Baseball: Cheapest Professional Sport in the Land
Beyond geographically exclusive NASCAR and still-growing Major League Soccer, the top shelf of U.S. professional sports still consists of MLB, the National Football League and the National Basketball Association. After its latest lockout and the loss of more than 2,300 games to lockouts and strikes in the past 20 years, the National Hockey League by rights should lose its place in the upper echelon, but fans and corporate partners keep paying big-ticket prices to see a sport that continues to come up small.
Baseball, meanwhile, hasn't had a strike since its World Series-canceling work stoppage in 1994 through 1995 and hasn't locked out players since 1990. Even the NBA (which locked out players in 1995, 1996, 1998-99 and 2011) and the NFL (which locked out players in 2011 and referees last year) can't say the same. Fans, meanwhile, have been rewarded with ticket prices that average $27.48 a game and a day at the ballpark that averages $208 for a family of four spending on food, drinks, souvenirs and parking, according to Team Marketing Report.
That's a little more than half the price of an average NBA ticket ($50.99), slightly less than half the cost of a ticket to an NHL game ($61.01) and well below the price you'd spend on any given Sunday in the NFL ($78.38). That said, it's not all peanuts, Cracker Jacks and John Fogerty's Centerfield for baseball fans around the league.

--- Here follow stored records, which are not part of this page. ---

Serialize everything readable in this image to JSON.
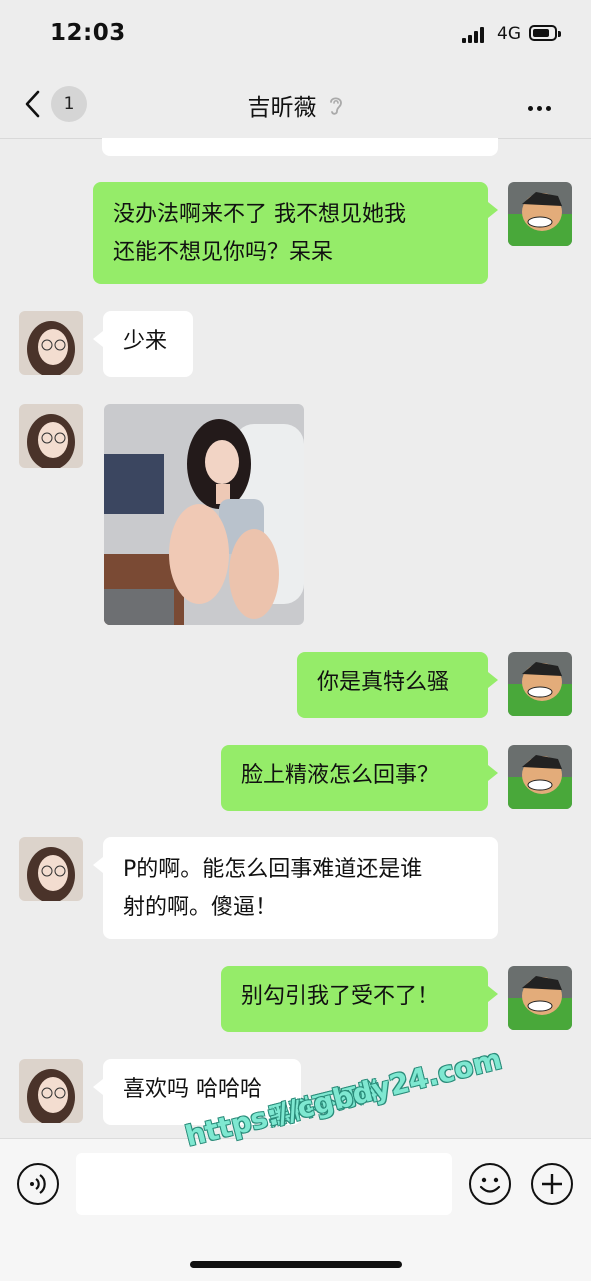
{
  "status_bar": {
    "time": "12:03",
    "network": "4G"
  },
  "nav": {
    "unread_count": "1",
    "title": "吉昕薇"
  },
  "messages": [
    {
      "side": "me",
      "lines": [
        "没办法啊来不了 我不想见她我",
        "还能不想见你吗？呆呆"
      ]
    },
    {
      "side": "them",
      "text": "少来"
    },
    {
      "side": "them",
      "type": "image",
      "icon": "photo-of-girl-in-chair"
    },
    {
      "side": "me",
      "text": "你是真特么骚"
    },
    {
      "side": "me",
      "text": "脸上精液怎么回事？"
    },
    {
      "side": "them",
      "lines": [
        "P的啊。能怎么回事难道还是谁",
        "射的啊。傻逼！"
      ]
    },
    {
      "side": "me",
      "text": "别勾引我了受不了！"
    },
    {
      "side": "them",
      "text": "喜欢吗 哈哈哈"
    }
  ],
  "watermark": {
    "line1": "黑料不打烊",
    "line2": "https://cgbdy24.com"
  },
  "input": {
    "value": ""
  },
  "colors": {
    "my_bubble": "#95ec69",
    "their_bubble": "#ffffff",
    "background": "#ededed"
  },
  "icons": {
    "voice": "voice-icon",
    "emoji": "emoji-icon",
    "plus": "plus-icon",
    "back": "back-arrow-icon",
    "more": "more-icon",
    "ear": "earpiece-icon"
  }
}
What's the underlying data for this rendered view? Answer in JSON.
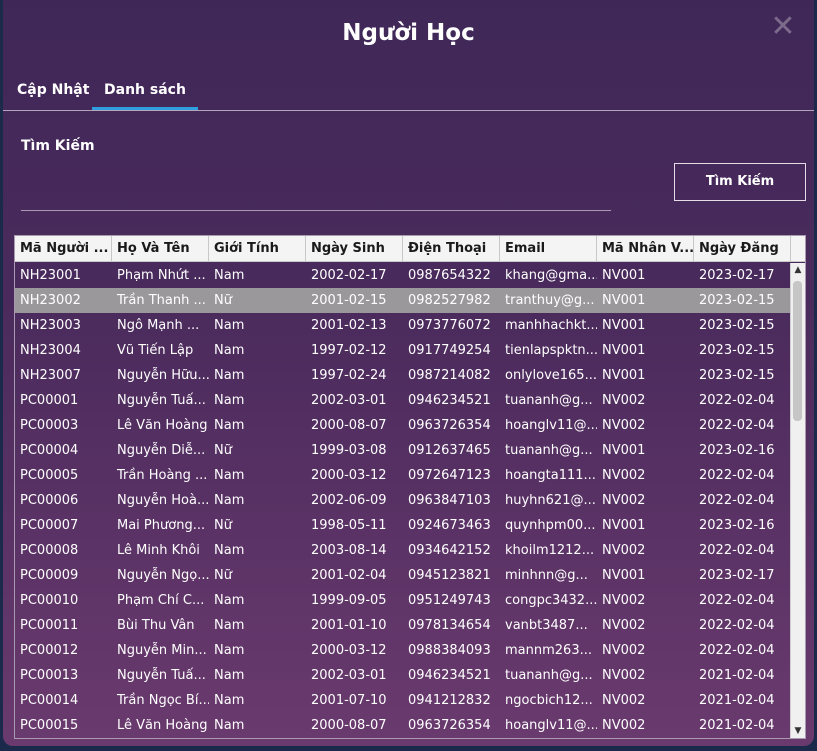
{
  "window": {
    "title": "Người Học",
    "close_glyph": "✕"
  },
  "tabs": [
    {
      "label": "Cập Nhật"
    },
    {
      "label": "Danh sách"
    }
  ],
  "search": {
    "label": "Tìm Kiếm",
    "placeholder": "",
    "value": "",
    "button_label": "Tìm Kiếm"
  },
  "table": {
    "columns": [
      "Mã Người ...",
      "Họ Và Tên",
      "Giới Tính",
      "Ngày Sinh",
      "Điện Thoại",
      "Email",
      "Mã Nhân V...",
      "Ngày Đăng"
    ],
    "rows": [
      [
        "NH23001",
        "Phạm Nhứt ...",
        "Nam",
        "2002-02-17",
        "0987654322",
        "khang@gma...",
        "NV001",
        "2023-02-17"
      ],
      [
        "NH23002",
        "Trần Thanh ...",
        "Nữ",
        "2001-02-15",
        "0982527982",
        "tranthuy@g...",
        "NV001",
        "2023-02-15"
      ],
      [
        "NH23003",
        "Ngô Mạnh ...",
        "Nam",
        "2001-02-13",
        "0973776072",
        "manhhachkt...",
        "NV001",
        "2023-02-15"
      ],
      [
        "NH23004",
        "Vũ Tiến  Lập",
        "Nam",
        "1997-02-12",
        "0917749254",
        "tienlapspktn...",
        "NV001",
        "2023-02-15"
      ],
      [
        "NH23007",
        "Nguyễn Hữu...",
        "Nam",
        "1997-02-24",
        "0987214082",
        "onlylove165...",
        "NV001",
        "2023-02-15"
      ],
      [
        "PC00001",
        "Nguyễn Tuấ...",
        "Nam",
        "2002-03-01",
        "0946234521",
        "tuananh@g...",
        "NV002",
        "2022-02-04"
      ],
      [
        "PC00003",
        "Lê Văn Hoàng",
        "Nam",
        "2000-08-07",
        "0963726354",
        "hoanglv11@...",
        "NV002",
        "2022-02-04"
      ],
      [
        "PC00004",
        "Nguyễn Diễ...",
        "Nữ",
        "1999-03-08",
        "0912637465",
        "tuananh@g...",
        "NV001",
        "2023-02-16"
      ],
      [
        "PC00005",
        "Trần Hoàng ...",
        "Nam",
        "2000-03-12",
        "0972647123",
        "hoangta111...",
        "NV002",
        "2022-02-04"
      ],
      [
        "PC00006",
        "Nguyễn Hoà...",
        "Nam",
        "2002-06-09",
        "0963847103",
        "huyhn621@...",
        "NV002",
        "2022-02-04"
      ],
      [
        "PC00007",
        "Mai Phương...",
        "Nữ",
        "1998-05-11",
        "0924673463",
        "quynhpm00...",
        "NV001",
        "2023-02-16"
      ],
      [
        "PC00008",
        "Lê Minh Khôi",
        "Nam",
        "2003-08-14",
        "0934642152",
        "khoilm1212...",
        "NV002",
        "2022-02-04"
      ],
      [
        "PC00009",
        "Nguyễn Ngọ...",
        "Nữ",
        "2001-02-04",
        "0945123821",
        "minhnn@g...",
        "NV001",
        "2023-02-17"
      ],
      [
        "PC00010",
        "Phạm Chí C...",
        "Nam",
        "1999-09-05",
        "0951249743",
        "congpc3432...",
        "NV002",
        "2022-02-04"
      ],
      [
        "PC00011",
        "Bùi Thu Vân",
        "Nam",
        "2001-01-10",
        "0978134654",
        "vanbt3487...",
        "NV002",
        "2022-02-04"
      ],
      [
        "PC00012",
        "Nguyễn Min...",
        "Nam",
        "2000-03-12",
        "0988384093",
        "mannm263...",
        "NV002",
        "2022-02-04"
      ],
      [
        "PC00013",
        "Nguyễn Tuấ...",
        "Nam",
        "2002-03-01",
        "0946234521",
        "tuananh@g...",
        "NV002",
        "2021-02-04"
      ],
      [
        "PC00014",
        "Trần Ngọc Bí...",
        "Nam",
        "2001-07-10",
        "0941212832",
        "ngocbich12...",
        "NV002",
        "2021-02-04"
      ],
      [
        "PC00015",
        "Lê Văn Hoàng",
        "Nam",
        "2000-08-07",
        "0963726354",
        "hoanglv11@...",
        "NV002",
        "2021-02-04"
      ]
    ]
  }
}
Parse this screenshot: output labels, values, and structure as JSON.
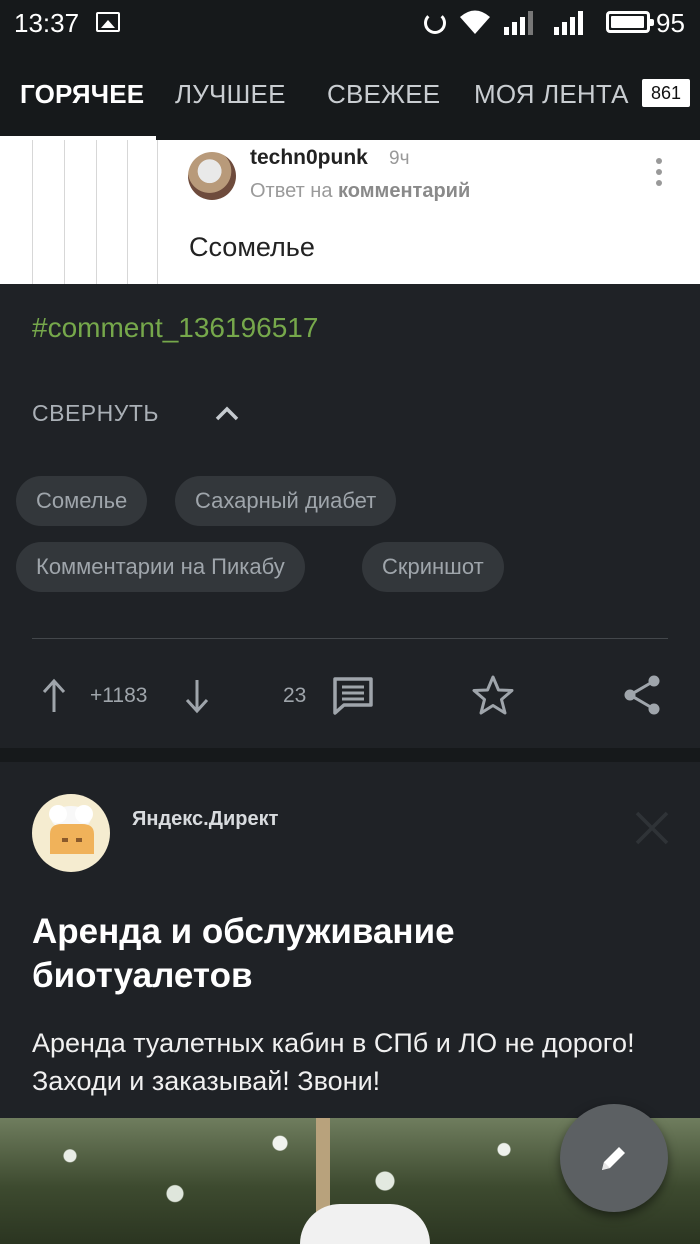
{
  "status_bar": {
    "time": "13:37",
    "battery_percent": "95",
    "icons": [
      "image-icon",
      "sync-icon",
      "wifi-icon",
      "signal-icon",
      "signal-icon",
      "battery-icon"
    ]
  },
  "tabs": [
    {
      "label": "ГОРЯЧЕЕ",
      "active": true
    },
    {
      "label": "ЛУЧШЕЕ",
      "active": false
    },
    {
      "label": "СВЕЖЕЕ",
      "active": false
    },
    {
      "label": "МОЯ ЛЕНТА",
      "active": false
    }
  ],
  "feed_badge": "861",
  "comment": {
    "author": "techn0punk",
    "time": "9ч",
    "reply_prefix": "Ответ на",
    "reply_link": "комментарий",
    "text": "Ссомелье"
  },
  "post": {
    "hashtag": "#comment_136196517",
    "collapse_label": "СВЕРНУТЬ",
    "tags": [
      "Сомелье",
      "Сахарный диабет",
      "Комментарии на Пикабу",
      "Скриншот"
    ],
    "rating": "+1183",
    "comments_count": "23"
  },
  "ad": {
    "source": "Яндекс.Директ",
    "title": "Аренда и обслуживание биотуалетов",
    "description": "Аренда туалетных кабин в СПб и ЛО не дорого! Заходи и заказывай! Звони!"
  },
  "colors": {
    "background": "#1f2226",
    "header": "#16191b",
    "hashtag": "#76a84b",
    "tag_bg": "#33373b"
  }
}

Ticket prices jumped 1.8% this year, though the full-game cost for a family of four remained relatively flat. The mileage tends to vary by city, too, so expect to spend an NBA-caliber $53.38 for a ticket to Fenway Park if you want to see a home game featuring a Boston Red Sox team that hasn't made the playoffs in the past two seasons. It's a similar situation in New York, where the Yankees' unceremonious exit from the American League Championship Series last year hasn't stopped the team from charging an average $51.55 a ticket to watch its aging roster hobble through the 2013 campaign.